Un pragmatisme stratégique est nécessaire
Pendant ce temps, la Russie et la Chine s’assurent l’accès à une grande partie des ressources importantes de l’Afrique. Comment Trump va-t-il gérer cela ? En Afrique, les gens se préparent à une politique américaine imprévisible. « Il est désormais important de négocier à nouveau les relations avec l’administration nouvellement élue à Washington », déclare le professeur Xolela Mangcu. Le Sud-Africain enseigne actuellement à l’université George Washington, dans la capitale américaine. « Un pragmatisme stratégique s’impose désormais. » Surtout lorsqu’il s’agit du sujet favori de Donald Trump : les tarifs douaniers. Un tremblement pour les États africains aussi.
Les grandes nations économiques, comme l’Afrique du Sud en particulier, devront probablement réaligner leurs relations avec les États-Unis sous Trump. Pretoria s’appuie sur ses relations commerciales avec les États-Unis. Mais ces dernières années, le pays a de plus en plus recherché la proximité avec la Chine et la Russie. Les démocrates américains considèrent toujours qu’il est important de renforcer les États démocratiques en Afrique, comme l’Afrique du Sud. C’est moins attendu de la part de la nouvelle administration Trump. « Nous devrions être très préoccupés par la prolongation jusqu’en 2025 de la loi commerciale américaine AGOA », a déclaré Steven Gruzd de l’Institut sud-africain des affaires internationales, un groupe de réflexion basé à Johannesburg.
L’African Growth and Opportunity Act permet à de nombreux pays africains d’exporter des marchandises vers les États-Unis à des tarifs réduits ou en franchise de droits. La valeur annuelle des biens importés d’Afrique s’est élevée en moyenne à 11,6 milliards de dollars au cours de la dernière décennie. Certes, la Chine importe trois fois plus du continent africain, mais l’AGOA est par exemple une pierre angulaire cruciale de l’économie sud-africaine. «C’est un capital important pour nous», déclare Gruzd. 15 000 emplois dépendent de l’accord sur le Cap de Bonne-Espérance, qui profite en priorité aux industries fruitière, vitivinicole et automobile.
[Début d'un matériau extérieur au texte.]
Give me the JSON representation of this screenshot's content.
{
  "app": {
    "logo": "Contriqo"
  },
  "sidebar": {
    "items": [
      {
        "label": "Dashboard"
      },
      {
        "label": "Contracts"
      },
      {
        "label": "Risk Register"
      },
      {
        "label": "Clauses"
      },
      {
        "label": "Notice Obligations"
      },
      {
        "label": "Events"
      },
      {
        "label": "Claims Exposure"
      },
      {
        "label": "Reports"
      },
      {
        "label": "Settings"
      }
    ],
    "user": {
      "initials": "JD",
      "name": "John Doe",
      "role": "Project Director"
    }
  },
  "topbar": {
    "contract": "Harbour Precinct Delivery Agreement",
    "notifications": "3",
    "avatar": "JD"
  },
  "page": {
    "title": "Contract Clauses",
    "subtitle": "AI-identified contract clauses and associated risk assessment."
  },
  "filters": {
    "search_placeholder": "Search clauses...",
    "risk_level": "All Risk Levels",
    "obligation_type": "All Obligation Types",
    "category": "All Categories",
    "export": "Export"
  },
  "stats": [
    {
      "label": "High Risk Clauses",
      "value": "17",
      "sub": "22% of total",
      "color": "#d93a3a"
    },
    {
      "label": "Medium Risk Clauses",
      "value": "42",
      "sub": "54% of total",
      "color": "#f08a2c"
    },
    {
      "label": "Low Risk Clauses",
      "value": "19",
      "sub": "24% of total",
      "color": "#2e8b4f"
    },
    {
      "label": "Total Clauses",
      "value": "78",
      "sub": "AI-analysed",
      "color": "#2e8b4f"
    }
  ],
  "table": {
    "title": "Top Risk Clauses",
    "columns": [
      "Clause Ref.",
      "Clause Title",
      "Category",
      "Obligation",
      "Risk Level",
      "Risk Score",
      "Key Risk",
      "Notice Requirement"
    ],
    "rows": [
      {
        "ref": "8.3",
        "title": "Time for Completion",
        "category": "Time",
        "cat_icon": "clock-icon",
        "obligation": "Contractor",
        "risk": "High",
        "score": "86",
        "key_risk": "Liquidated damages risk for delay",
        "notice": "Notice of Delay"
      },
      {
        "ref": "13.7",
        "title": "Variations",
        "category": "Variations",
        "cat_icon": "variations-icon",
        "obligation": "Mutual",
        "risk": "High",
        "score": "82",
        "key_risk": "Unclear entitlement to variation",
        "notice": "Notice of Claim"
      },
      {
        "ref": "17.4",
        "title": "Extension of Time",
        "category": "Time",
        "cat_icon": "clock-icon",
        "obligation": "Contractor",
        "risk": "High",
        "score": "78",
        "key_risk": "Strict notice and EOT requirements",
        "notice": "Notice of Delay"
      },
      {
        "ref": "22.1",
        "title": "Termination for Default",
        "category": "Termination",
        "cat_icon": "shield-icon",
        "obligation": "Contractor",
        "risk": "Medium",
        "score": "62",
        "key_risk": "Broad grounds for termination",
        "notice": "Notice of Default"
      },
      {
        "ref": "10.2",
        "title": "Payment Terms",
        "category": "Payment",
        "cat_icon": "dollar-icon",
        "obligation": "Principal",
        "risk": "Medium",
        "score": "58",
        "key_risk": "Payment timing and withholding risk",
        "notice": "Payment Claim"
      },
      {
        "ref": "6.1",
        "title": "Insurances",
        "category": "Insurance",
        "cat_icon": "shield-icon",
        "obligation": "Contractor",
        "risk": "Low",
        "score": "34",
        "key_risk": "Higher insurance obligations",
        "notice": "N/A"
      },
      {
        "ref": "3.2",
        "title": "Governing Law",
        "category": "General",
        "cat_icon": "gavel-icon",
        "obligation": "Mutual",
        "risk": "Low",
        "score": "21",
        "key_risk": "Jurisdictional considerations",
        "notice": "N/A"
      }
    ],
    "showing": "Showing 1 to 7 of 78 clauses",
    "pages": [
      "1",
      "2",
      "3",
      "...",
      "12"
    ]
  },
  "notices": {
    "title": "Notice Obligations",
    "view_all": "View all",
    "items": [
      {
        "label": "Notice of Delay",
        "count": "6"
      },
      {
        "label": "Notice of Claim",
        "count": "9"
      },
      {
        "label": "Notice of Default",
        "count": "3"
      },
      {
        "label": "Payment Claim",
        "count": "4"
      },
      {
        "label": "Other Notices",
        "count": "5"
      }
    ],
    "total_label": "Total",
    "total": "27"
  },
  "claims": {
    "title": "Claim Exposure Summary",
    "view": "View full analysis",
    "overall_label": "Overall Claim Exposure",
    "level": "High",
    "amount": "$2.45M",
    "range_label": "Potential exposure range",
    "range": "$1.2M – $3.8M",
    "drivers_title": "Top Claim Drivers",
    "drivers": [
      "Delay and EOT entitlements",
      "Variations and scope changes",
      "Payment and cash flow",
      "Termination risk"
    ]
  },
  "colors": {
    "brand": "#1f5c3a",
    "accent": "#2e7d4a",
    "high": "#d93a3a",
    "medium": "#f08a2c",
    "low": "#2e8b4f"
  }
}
Les BRICS pourraient devenir un problème
De nombreux membres républicains du Congrès ont exprimé leurs objections à une extension de l’AGOA avant même l’élection présidentielle américaine. «Nous avons des discussions difficiles à venir», déclare Steven Gruzd. L’Afrique du Sud doit convaincre Donald Trump qu’elle reste du côté des États-Unis. Le procès pour génocide de l’Afrique du Sud contre Israël devant la Cour internationale de Justice ainsi que la proximité croissante du pays avec la Russie et la Chine dans le cadre de l’alliance BRICS ont déjà suscité la colère de l’administration Biden.
« Franchement, je ne serais pas surpris si Trump abandonnait l’AGOA. Il ne penserait pas aux intérêts africains », a déclaré le professeur Whann. « Je ne parierais pas sur le fait que les pommes sud-africaines soient autorisées à l’avenir à être importées en franchise de droits de douane aux États-Unis. Cela ne intéresse pas Trump. Mais il s’intéresse aux métaux stratégiquement importants. » L’or, le chrome, le platine et les terres rares sont les monnaies d’échange des pays africains. En contrepartie. C’est une sale affaire qui favorise les dictateurs.
Les pays africains craignent également des réductions dans le secteur de la santé après la réélection de Trump, par exemple dans la lutte contre le VIH et le sida. Le plan d’urgence PEPFAR du président américain finance en grande partie la lutte contre l’épidémie sur le continent africain. Trump avait déjà restreint le programme lors de son premier mandat. Cela pourrait coûter de nombreuses vies.